Anthony Braxton ist Komponist, Multiinstrumentalist, Lehrer und Visionär. Sein Quartett der 70er-Jahre mit Chick Corea, Dave Holland und Barry Altschul gehört zu den wichtigen Gruppen des Creative Jazz. An diese Stilrichtung knüpft das Jazzfest an und setzt einen Fokus auf kollektive und internationale Begegnungen. Viele neue Stimmen feiern dort ihre Deutschlandpremiere.
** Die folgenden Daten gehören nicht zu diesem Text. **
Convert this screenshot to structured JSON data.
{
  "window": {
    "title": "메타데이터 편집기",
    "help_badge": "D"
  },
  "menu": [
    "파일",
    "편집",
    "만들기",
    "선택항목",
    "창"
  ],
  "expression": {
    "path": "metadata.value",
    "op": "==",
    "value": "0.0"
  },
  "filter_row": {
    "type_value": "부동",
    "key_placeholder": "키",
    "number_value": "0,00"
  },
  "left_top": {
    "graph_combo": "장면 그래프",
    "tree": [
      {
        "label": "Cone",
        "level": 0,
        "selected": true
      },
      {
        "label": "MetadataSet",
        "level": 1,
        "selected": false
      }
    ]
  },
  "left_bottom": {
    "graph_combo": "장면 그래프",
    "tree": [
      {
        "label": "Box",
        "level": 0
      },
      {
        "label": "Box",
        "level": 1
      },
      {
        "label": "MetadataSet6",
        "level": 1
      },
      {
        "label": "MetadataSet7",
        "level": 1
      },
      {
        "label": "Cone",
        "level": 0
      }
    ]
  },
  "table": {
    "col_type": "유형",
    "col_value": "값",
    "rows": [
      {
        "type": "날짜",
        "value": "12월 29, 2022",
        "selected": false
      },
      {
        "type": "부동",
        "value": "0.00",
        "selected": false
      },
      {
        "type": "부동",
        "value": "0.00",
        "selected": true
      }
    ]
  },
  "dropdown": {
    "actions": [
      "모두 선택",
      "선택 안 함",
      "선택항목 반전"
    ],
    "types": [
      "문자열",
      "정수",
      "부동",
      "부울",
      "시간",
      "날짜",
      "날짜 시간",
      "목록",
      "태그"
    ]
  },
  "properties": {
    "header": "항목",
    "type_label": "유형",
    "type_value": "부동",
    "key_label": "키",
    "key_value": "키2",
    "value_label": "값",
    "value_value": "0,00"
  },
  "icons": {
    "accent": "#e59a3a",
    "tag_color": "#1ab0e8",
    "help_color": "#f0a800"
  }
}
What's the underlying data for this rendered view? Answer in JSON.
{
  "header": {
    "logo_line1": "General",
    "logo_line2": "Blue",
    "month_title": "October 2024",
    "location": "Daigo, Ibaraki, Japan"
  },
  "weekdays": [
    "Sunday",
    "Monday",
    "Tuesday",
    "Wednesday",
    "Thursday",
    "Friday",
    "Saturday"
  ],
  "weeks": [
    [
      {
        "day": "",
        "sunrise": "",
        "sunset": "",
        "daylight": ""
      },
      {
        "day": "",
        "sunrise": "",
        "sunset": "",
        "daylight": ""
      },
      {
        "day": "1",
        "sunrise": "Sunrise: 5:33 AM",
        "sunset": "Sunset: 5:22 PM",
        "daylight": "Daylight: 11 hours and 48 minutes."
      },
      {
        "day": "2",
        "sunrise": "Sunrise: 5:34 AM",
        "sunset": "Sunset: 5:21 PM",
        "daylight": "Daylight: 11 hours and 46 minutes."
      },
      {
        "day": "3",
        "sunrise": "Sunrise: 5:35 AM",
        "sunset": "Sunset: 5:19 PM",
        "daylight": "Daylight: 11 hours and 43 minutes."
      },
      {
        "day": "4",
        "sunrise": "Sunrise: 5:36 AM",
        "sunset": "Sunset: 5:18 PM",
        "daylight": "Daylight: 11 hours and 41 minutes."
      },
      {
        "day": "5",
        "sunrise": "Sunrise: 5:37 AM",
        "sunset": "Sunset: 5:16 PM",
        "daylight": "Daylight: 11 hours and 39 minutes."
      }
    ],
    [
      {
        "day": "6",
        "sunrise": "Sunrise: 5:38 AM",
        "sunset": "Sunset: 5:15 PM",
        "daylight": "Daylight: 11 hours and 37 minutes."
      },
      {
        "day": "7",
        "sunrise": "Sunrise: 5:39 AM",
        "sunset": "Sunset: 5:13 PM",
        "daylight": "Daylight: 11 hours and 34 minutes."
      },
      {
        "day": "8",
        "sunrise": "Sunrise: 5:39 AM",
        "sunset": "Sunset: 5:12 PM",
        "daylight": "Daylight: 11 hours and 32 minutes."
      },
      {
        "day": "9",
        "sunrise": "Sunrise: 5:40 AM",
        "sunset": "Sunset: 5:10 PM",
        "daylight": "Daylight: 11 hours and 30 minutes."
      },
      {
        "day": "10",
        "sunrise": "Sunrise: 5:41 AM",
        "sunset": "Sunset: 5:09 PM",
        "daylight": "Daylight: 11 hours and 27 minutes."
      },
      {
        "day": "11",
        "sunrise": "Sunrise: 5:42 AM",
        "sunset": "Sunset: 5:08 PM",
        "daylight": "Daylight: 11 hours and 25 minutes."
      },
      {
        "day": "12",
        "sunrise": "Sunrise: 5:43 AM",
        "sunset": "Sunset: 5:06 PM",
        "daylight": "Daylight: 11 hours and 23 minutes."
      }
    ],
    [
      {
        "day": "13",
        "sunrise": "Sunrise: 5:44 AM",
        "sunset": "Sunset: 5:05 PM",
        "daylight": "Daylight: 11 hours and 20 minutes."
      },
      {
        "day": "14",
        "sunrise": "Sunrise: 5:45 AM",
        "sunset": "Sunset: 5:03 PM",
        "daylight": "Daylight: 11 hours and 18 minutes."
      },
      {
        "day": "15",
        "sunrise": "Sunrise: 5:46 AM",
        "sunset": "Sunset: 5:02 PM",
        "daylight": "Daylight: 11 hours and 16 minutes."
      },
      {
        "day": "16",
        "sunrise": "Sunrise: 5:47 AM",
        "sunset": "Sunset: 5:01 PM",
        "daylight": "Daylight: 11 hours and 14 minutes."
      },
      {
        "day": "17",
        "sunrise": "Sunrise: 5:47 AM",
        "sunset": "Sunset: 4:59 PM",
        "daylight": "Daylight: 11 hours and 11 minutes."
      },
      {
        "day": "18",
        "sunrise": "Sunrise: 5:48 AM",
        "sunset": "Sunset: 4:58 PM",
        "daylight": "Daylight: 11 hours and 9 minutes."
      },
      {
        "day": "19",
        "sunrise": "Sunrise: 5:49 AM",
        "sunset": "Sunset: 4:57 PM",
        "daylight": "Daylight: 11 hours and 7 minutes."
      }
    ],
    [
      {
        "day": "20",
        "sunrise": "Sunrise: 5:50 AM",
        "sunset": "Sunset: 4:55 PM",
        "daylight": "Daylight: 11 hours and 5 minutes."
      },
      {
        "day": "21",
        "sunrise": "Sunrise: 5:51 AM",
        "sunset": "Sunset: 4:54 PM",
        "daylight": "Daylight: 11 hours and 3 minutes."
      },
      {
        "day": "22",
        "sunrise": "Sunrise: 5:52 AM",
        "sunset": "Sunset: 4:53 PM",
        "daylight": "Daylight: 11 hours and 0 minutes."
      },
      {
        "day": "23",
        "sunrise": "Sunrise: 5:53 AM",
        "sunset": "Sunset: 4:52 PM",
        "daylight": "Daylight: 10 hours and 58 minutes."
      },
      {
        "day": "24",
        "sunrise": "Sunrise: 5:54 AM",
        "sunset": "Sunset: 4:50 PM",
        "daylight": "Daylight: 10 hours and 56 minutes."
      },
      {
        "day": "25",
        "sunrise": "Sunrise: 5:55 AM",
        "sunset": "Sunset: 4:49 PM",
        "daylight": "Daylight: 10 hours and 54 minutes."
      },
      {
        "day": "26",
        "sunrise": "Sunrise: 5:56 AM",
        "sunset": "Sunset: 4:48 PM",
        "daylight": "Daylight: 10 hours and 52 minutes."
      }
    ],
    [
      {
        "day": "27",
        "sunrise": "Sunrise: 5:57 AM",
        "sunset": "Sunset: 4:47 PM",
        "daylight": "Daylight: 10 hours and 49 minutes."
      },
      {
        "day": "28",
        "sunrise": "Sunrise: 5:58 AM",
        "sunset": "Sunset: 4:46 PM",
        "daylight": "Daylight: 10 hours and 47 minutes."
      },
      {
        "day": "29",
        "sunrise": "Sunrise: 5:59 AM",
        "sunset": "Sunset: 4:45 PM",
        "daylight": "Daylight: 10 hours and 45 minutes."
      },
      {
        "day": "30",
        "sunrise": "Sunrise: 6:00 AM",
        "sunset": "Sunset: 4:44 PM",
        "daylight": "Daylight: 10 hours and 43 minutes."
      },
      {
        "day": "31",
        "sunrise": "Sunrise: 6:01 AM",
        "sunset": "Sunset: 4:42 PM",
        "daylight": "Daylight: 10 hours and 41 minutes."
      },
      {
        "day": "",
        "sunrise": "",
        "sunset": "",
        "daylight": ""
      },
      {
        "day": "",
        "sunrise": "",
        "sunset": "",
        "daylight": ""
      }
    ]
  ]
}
Auch die Berliner Jazz-Szene steht auf der Bühne. Ein Auftragswerk der Gitarristin Julia Reidy wird am Freitag vom Australian Art Orchestra aufgeführt. Ebenfalls am Freitagabend bringt der Berliner Schlagzeuger Christian Lillinger sein Projekt „Open Form for Society" zur Aufführung, eine Symphonie aus Beats, Keyboard-Patterns und Streicher-Elementen. Eine Weltpremiere feiert mit einer genreübergreifenden Suite die in Berlin ansässige türkische Vokalistin Cansu Tanrıkulu zusammen mit ihrem neuen Trio Melez. Das 1964 als Jazztage gegründete Fest in Berlin ist eines der ältesten Jazzfestivals in Europa.
Jazztage: 31. Oktober bis 3. November, www.berlinerfestspiele.de/de/jazzfest-berlin/programm/2019/gesamt/termine.html
Krimimarathon
In diesem Jahr wird der Krimimarathon Berlin-Brandenburg zehn Jahre alt. Dieses alljährliche Lesefest hat eine erstaunliche Entwicklung hinter sich: Anfangs saßen sieben befreundete Autoren an einem einzigen Abend in einem Restaurant im Prenzlauer Berg und lasen vier Stunden lang, bis sie selbst völlig erschöpft waren – und das Publikum mit ihnen. Heute locken dutzende Veranstaltungen Tausende von Besuchern an. Es gibt Abende mit feinen Diners, mit Weinverkostungen und an ungewöhnlichen Orten wie etwa in der Pathologie. Die Autoren und Zuhörer kommen mittlerweile aus ganz Europa.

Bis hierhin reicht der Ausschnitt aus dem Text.